Lawrence home to many more than city’s own homeless

How many outsiders?

More than half the people taken into the Lawrence Community Shelter for the past three fiscal years self-reported coming from outside Douglas County. Some stay just a few days, some stay long-term and some leave and return multiple times, though the shelter does not currently have data for those categories.

2014

County residents: 156 (41 percent)

Out-of-county: 138 (37 percent)

Out-of-state: 81 (22 percent)

Total: 375 (59 percent outsiders)

2013

County residents: 181 (49 percent)

Out-of-county: 116 (31 percent)

Out-of-state: 73 (20 percent)

Total: 370 (52 percent outsiders)

2012

County residents: 99 (43 percent)

Out-of-county: 79 (34 percent)

Out-of-state: 54 (23 percent)

Total: 232 (58 percent outsiders)

Source: Lawrence Community Shelter

Rik Fawcett packs his belongings and gets set to leave the Lawrence Community Shelter Friday, Jan. 2, 2015, to move into an apartment. Fawcett, who considers himself a success story, is one of many homeless residents who come to Lawrence and appreciate the services here. He previously lived in Philadelphia, Tampa, Texas and Chicago, he said.

Sean Sanders, who is homeless, eats Thanksgiving dinner 2014 at LINK. Sanders is one of many homeless residents from out of town who rely on Lawrence's wide net of social services, including free meals from LINK.

Brian Blevins talks to a guest at the Lawrence Community Shelter in this 2012 file photo. Blevins, the shelter's new executive director, was a case manager at the time.

Rik Fawcett wanted to clean up his life.
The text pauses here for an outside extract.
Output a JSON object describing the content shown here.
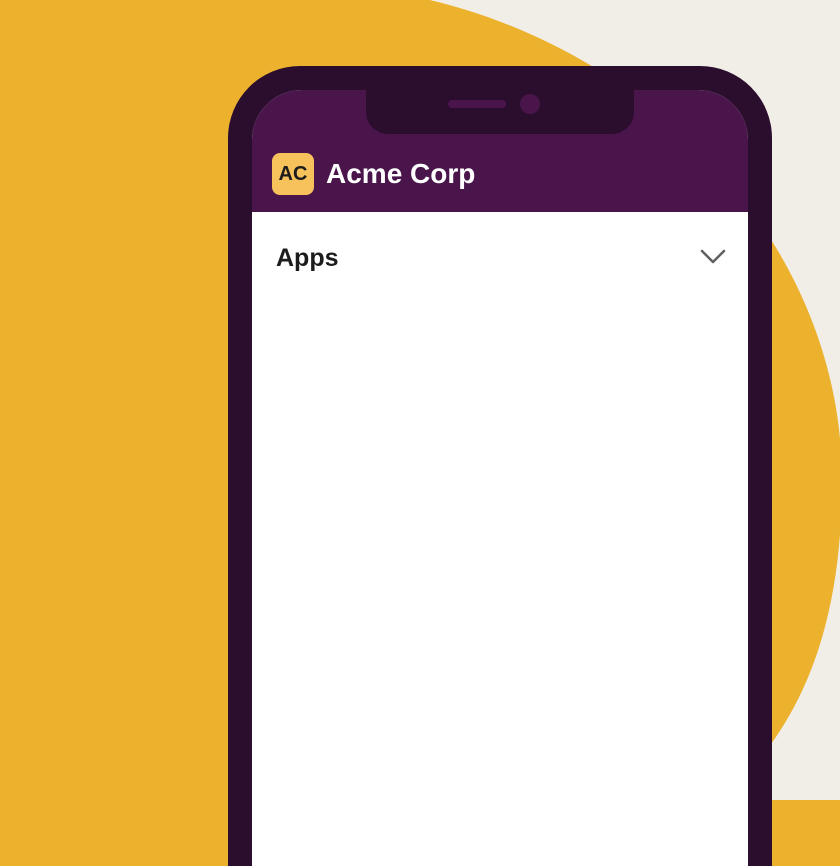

That, and he got kicked out of the Chicago homeless shelter where he’d been staying between stints in jail.

“I had to find someplace to relocate,” he said. “I basically covered my eyes, stuck my finger on a map.”

With a few hundred dollars he got for selling his truck, Fawcett said he bought enough heroin to avoid getting sick from withdrawal and a Greyhound bus pass to Kansas City, Mo. After checking out the inner-city shelter there, he got back on the bus and rode a little farther, to Lawrence.

Fawcett is one of Lawrence’s homeless residents who came here from outside the county or state. In fact, he’s one of many.

For the past three years, more than half the people taken in by the Lawrence Community Shelter self-reported that they had arrived from outside Douglas County, according to the shelter. People who stay on the streets instead of the shelter also count on Lawrence’s charities and community services for meals, clothes and other needs.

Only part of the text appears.